The United States economy shrank 9.5 percent from April to June, according a second quarter report from the Bureau of Economic Analysis. It’s been hard for many Americans financially during the coronavirus pandemic: 13 percent report being laid off, including one in five (20%) of those between the ages of 18 and 44, and 20 percent say their work hours have been reduced.
And things are becoming more difficult for those with bills, rent, or mortgages to pay. Nearly one in four report having trouble paying for housing (23%). That’s particularly a problem for younger adults, for those with lower incomes, and for those living in the West. More than two in five of those who have been laid off during the COVID-19 outbreak face difficulties in paying for housing.
Similarly, nearly as many adults face difficulties buying enough food for their families (21%).
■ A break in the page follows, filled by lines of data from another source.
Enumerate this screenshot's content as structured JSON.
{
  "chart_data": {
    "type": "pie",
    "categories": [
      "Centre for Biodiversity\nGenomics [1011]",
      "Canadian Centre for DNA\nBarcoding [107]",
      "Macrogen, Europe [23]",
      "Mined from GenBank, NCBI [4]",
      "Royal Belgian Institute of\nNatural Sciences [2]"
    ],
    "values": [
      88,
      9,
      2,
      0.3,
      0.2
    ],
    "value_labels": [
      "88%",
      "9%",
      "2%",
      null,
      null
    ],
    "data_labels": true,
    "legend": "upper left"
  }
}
The federal government’s second stimulus package may not emerge for weeks, as there are now large Republican and Democratic differences in the details. Before there is a bill, the extra unemployment benefits of $600 a week contained in the first stimulus likely will run out. There is little public hope that the economy will recover soon: just one in four expect the economy to recover by the end of the year, with those laid off a little more optimistic—or hopeful (37% of those who have been laid off think the economy will recover in six months or less).
Most Americans want to see a second round of benefits—and the public sees helping individuals as a higher priority than helping businesses and state governments. Just 12 percent overall reject a second stimulus bill, although more Republicans (20%) than Democrats (3%) say there shouldn’t be a second stimulus. Large majorities in both parties (87% of Democrats and 61% of Republicans) favor helping individuals with the stimulus.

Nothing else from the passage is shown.